I'd like your opinion on something. I have the following class:

public class ApplicationClock
{
    void tick(object _)
    {
        lock (tickLock)
        {
            try
            {
                MessageBroker.Publisher.Publish(new Tick());
            }
            catch (Exception e)
            {
                this.Logger().Error("Application clock tick error", e);
                //who knows why this happened, let's try and restart
                if (ticker != null) ticker.Dispose();
                Start();
            }
        }
    }
    readonly Object tickLock = new Object();
    Timer ticker = null;
    public ApplicationClock Start()
    {
        ticker = new Timer(tick, null, 0, 60*1000);
        return this;
    }
}


launched from the MvcApplication bootstrapper

...
ApplicationClock clock;
protected void Application_Start() 
{
   //...
   clock = new ApplicationClock().Start();
}


I realize that a service and some sort of inter-process communication (whether windows inter-process communication, HTTP, or something else) is more standard and reliable but I have a frequently changing team and don't want to add another step that is necessary to run the app.

This seems to work but I've only launched it in a dev scenario. Am I missing anything that would cause problems in production?

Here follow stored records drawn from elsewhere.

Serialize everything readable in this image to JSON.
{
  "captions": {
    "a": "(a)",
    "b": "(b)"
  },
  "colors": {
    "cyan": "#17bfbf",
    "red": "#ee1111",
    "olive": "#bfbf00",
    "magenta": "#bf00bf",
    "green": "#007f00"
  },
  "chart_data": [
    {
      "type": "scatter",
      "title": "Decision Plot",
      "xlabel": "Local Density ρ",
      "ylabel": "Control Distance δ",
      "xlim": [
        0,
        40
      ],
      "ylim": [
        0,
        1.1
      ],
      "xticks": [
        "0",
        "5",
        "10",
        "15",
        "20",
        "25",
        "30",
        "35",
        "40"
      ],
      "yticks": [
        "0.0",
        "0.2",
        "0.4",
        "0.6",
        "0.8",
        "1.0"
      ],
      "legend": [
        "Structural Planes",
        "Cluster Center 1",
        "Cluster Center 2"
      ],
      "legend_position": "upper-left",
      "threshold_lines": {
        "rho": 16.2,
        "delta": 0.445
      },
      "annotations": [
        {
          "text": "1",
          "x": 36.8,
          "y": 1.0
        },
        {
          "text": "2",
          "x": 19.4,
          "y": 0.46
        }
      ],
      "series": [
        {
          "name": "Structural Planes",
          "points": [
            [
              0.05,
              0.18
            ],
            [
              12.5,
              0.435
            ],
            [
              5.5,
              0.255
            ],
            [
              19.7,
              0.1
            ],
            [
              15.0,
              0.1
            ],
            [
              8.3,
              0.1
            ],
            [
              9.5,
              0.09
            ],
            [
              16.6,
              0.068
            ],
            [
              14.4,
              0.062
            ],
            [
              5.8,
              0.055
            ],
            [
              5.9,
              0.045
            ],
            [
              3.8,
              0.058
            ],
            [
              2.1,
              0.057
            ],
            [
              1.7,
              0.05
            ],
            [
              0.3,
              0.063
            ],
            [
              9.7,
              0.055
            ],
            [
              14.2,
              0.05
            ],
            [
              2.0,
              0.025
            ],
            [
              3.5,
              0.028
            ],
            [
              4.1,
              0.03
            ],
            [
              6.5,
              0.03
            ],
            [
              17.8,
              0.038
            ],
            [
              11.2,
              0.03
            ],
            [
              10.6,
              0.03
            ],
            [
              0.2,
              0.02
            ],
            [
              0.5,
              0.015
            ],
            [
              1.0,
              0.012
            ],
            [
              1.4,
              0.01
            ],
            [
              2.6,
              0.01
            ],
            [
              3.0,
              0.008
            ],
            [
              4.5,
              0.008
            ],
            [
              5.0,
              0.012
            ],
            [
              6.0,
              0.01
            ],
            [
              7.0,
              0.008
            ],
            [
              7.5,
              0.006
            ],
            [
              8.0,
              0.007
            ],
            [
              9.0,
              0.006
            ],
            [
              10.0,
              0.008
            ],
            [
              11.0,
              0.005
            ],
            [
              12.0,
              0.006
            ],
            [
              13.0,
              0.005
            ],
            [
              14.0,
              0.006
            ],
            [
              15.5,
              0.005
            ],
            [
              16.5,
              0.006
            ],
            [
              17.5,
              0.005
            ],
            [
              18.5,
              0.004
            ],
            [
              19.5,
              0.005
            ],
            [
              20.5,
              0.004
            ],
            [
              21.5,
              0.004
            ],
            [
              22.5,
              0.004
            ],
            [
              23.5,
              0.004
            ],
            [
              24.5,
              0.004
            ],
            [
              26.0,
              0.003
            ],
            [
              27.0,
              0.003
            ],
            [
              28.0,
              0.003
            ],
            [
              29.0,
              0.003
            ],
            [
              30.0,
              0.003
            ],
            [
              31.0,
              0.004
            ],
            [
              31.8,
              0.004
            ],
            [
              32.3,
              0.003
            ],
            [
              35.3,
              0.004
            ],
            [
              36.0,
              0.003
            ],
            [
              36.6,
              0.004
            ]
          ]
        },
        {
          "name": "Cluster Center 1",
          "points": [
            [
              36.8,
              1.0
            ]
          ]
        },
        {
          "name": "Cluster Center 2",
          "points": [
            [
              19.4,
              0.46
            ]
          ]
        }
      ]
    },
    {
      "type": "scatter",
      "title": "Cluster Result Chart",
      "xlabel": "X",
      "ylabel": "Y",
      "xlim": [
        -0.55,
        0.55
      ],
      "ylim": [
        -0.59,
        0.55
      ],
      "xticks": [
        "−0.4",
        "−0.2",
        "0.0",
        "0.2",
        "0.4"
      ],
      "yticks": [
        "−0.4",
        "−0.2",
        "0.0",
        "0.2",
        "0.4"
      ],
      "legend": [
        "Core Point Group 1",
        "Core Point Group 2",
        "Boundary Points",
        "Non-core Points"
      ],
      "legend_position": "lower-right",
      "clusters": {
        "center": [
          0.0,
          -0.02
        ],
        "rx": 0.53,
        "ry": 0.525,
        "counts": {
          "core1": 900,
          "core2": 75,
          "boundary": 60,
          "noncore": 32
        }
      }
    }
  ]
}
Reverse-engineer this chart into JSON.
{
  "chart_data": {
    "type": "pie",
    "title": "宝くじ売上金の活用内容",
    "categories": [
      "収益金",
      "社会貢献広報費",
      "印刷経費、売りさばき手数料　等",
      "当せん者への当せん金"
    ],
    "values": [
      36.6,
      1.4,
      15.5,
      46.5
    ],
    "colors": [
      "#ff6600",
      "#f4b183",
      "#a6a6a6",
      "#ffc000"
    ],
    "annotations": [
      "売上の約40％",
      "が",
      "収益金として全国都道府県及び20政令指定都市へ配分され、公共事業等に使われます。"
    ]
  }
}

That's a System.Threading.Timer by the way.

Solution

Looks mostly ok, just some issues around coupling:

Consider one of the following

  • Pass MessageBroker.Publisher via the ApplicationClock constructor as an external dependency (preferably an interface). This will make the current implicit dependency explicit and visible which should yield in better maintenance in the future and easier unit testing.



  • Pass the tick handler in as an Action parameter - no dependency on a specific object at all.



  • Expose a ClockTick event and raise the event handler on tick. This way anyone interested in the clock can subscribe and the clock doesn't need to know about them at all.



Also your tick interval is hard coded, it should be passed in as parameter.